Chernobyl Victims Could End Up With Leukemia, Scientists Say

March 20, 1987

LIVERMORE, Calif. (AP) _ Thousands of victims in the Chernobyl nuclear accident were exposed to dangerous levels of radiation that could first manifest itself in the form of leukemia within four years, scientists say.

Researchers at the Lawrence Livermore Laboratory on Thursday announced preliminary results of blood tests from 16 survivors of the worst nuclear power plant disaster in history.

The tests showed a link between the amount of radiation exposure and the number of mutated cells in their blood system, scientists said.

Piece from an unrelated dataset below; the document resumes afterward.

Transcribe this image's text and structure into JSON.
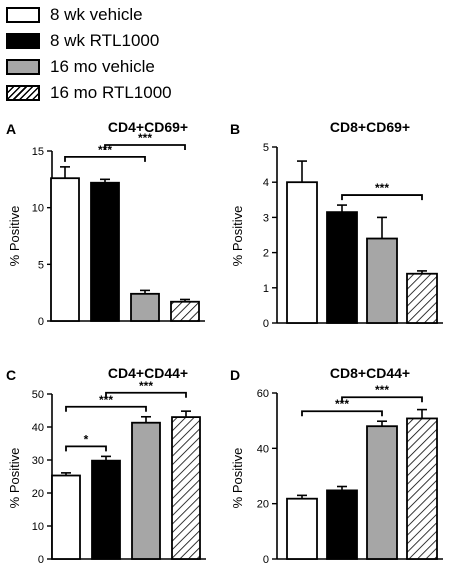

Decades of continued monitoring of these victims and others could provide critical information in determining the risk of cancer in relation to radiation exposure and help cancer victims seek early medical attention, said Dr. Ronald Jensen of Lawrence Livermore’s biomedical sciences division.

The April 26 accident in the Ukraine, killed 31 people within the first seven months.

An explosion inside reactor No. 4 of the Chernobyl plant spewed radioactive cesium-134, iodine-131 and strontium over the Ukranian countryside, northwest across Scandinavia and eventually around the world.

Jensen said the team used a blood analysis designed to determine the number of toxic chemicals that individuals have been exposed to by measuring the effects of that exposure on the blood.

The normal number of variant cells found in the blood system is 10 per 1 million undamaged cells, but Jensen said the Chernobyl victims showed from 100 to 550 per 1 million regular cells.

″The breakthrough is that we’re measuring radiation exposure in vivo,″ he said, adding that previous Lawrence Livermore studies using the glycophorin ″A″ somatic cell mutation assay technique examined survivors of the atomic bomb blast in Hiroshima more than 40 years ago.

Jensen said the blood samples were acquired from the Soviets by Dr. Robert Gale of the University of California at Los Angeles, who helped the Soviets perform bone marrow transplants after the Chernobyl explosion.

Lawrence Livermore Laboratory is operated by the University of California for the U.S. Energy Department.